Wow. Been a long time. Oops.
So lately, Little Man has been all about his Daddy. Now, this isn't really a new thing, since he has always loved his Daddy, but right now, it's Daddy Daddy Daddy "no Mama." and that makes me really, really sad. He's been my Little Man for nearly 2 1/2 years now and he's always had a connection with me. But if there is even a chance Daddy is around - or when Daddy SHOULD be around (the other day, my husband had to do an overnight out of town so the next morning there was a lot of sadness when Daddy couldn't get him out of his bed in the morning) - I am NOT GOOD ENOUGH. Waking up from bed/naps, getting out of the car, kissing boo boos, bedtime it's "no Mama, DADDY."
I know that my husband has done nothing to push this. He's a good guy and he's an amazing father and kids just respond to him (even kids who aren't his own) and he has always had a good relationship with our children. But Fuss was his special baby from the get go - she bonded to him in a special way from the beginning (and she and I bonded, too, but there was something magical about them) and despite my reticence about having a son (boys scared me) Little Man and I had a THING from the beginning. We were connected.
Until now. Now I'm rejected. It started with him refusing to cuddle as much as he once did. He's a busy, growing boy, so I accepted that as simply just him growing up. But lately this Daddy-thing has really been bothering me.
He still hugs me and smiles at me and plays with me - when Daddy is at work.

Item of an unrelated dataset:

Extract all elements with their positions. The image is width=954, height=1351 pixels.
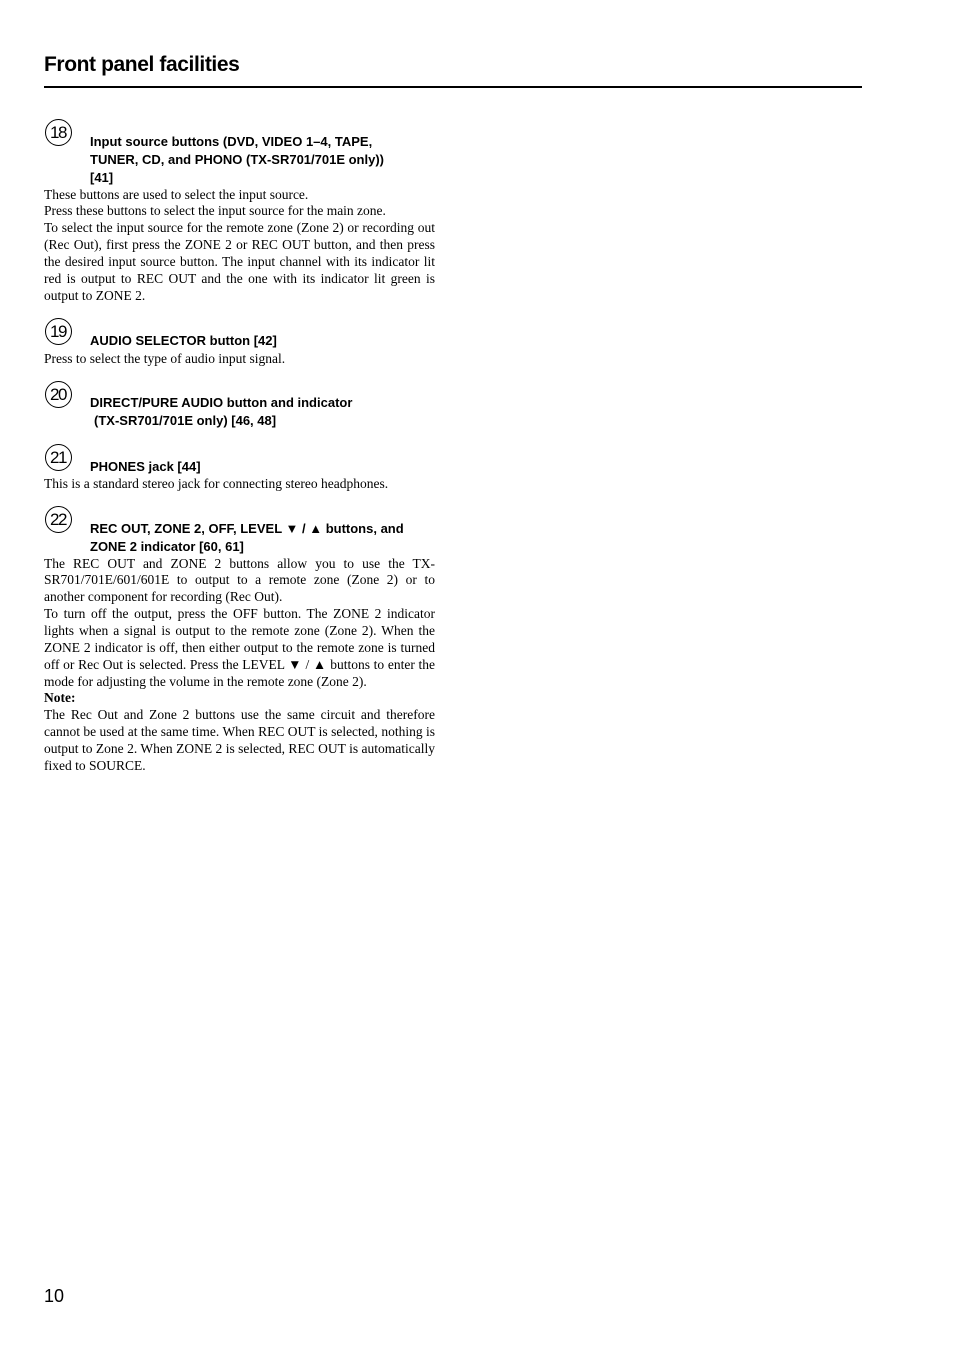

I know it's normal for a boy to want to attention of their father. Heaven knows there are SOOOO many books on the subject (some even going to far as to say that a boy without a father can never feel as complete no matter what a mother does to try to fill that void, etc.) and I know it's a natural part of him growing up that he wants to company of a man/other boys instead of just his mama. But it still makes me sad.